Todas as etnias xinguanas produzem o seu sal vegetal, mas os índios

awetis têm o mais desejado; o condimento é uma de suas contribuiç­ões para a troca de produtos, elemento organizado­r do sistema cultural xinguano.

O sal vegetal é feito a partir do processame­nto das folhas do aguapé, uma espécie aquática que prolifera na superfície das lagoas locais. A planta boia, com as folhas visíveis, e a raiz, submersa.

A produção do condimento é uma atividade feminina e leva vários dias. As mulheres entram na lagoa e tiram as folhas do aguapé que estão fora da água, sem compromete­r as raízes. Isso ocorre apenas em algumas épocas do ano, para que as plantas se regenerem.

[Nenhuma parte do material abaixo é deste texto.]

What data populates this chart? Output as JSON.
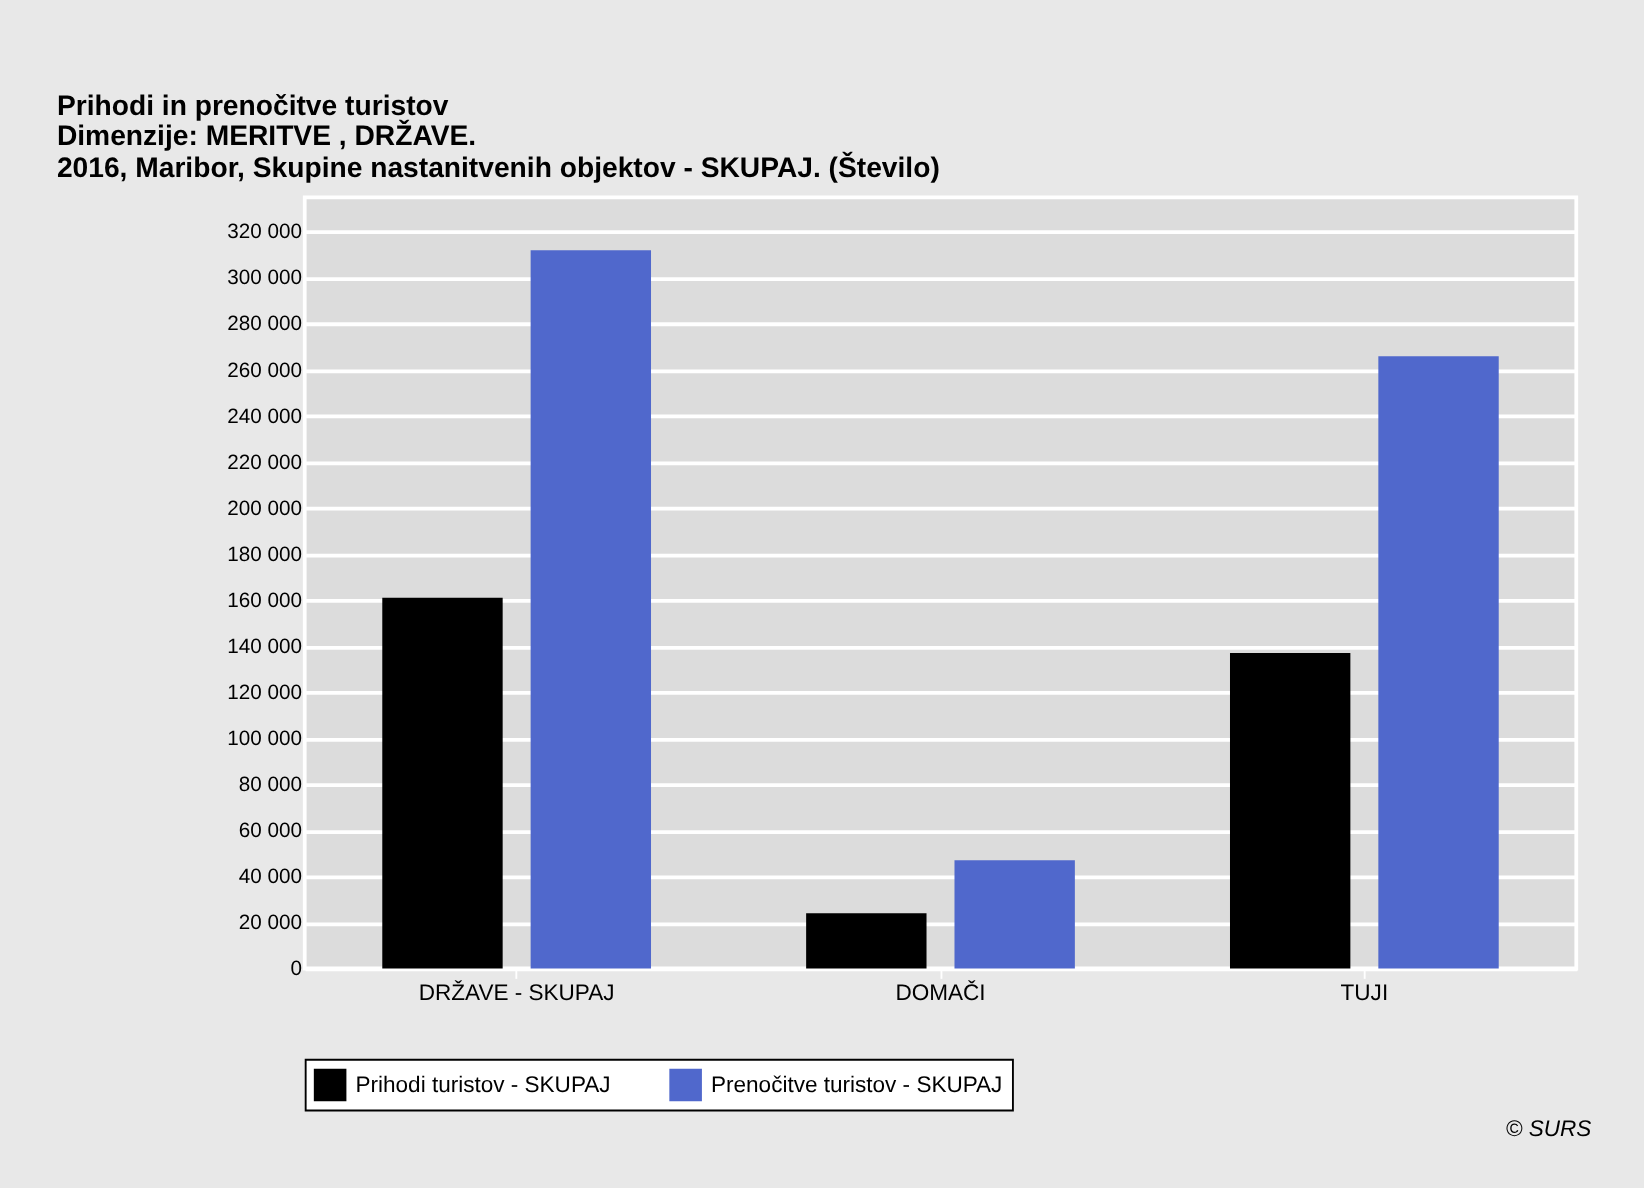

As folhas coletadas são postas ao sol para secar, em uma superfície que fica na margem da lagoa. Depois de alguns dias, já secas, elas são queimadas em uma fogueira.

As cinzas resultante­s são misturadas com água e levadas ao fogo em uma grande panela. Quando a água está praticamen­te seca, a panela é tirada do fogo para terminar a evaporação.

O resultado é um pó branco, usado para salgar o peixe já pronto, na hora de comer (não é adicionado ao processo de cozimento do alimento).

Além dos awetis, os produtores mais reconhecid­os são os waujas e os mehinakos. O sal é trocado ritualment­e durante a festa do Kuarup.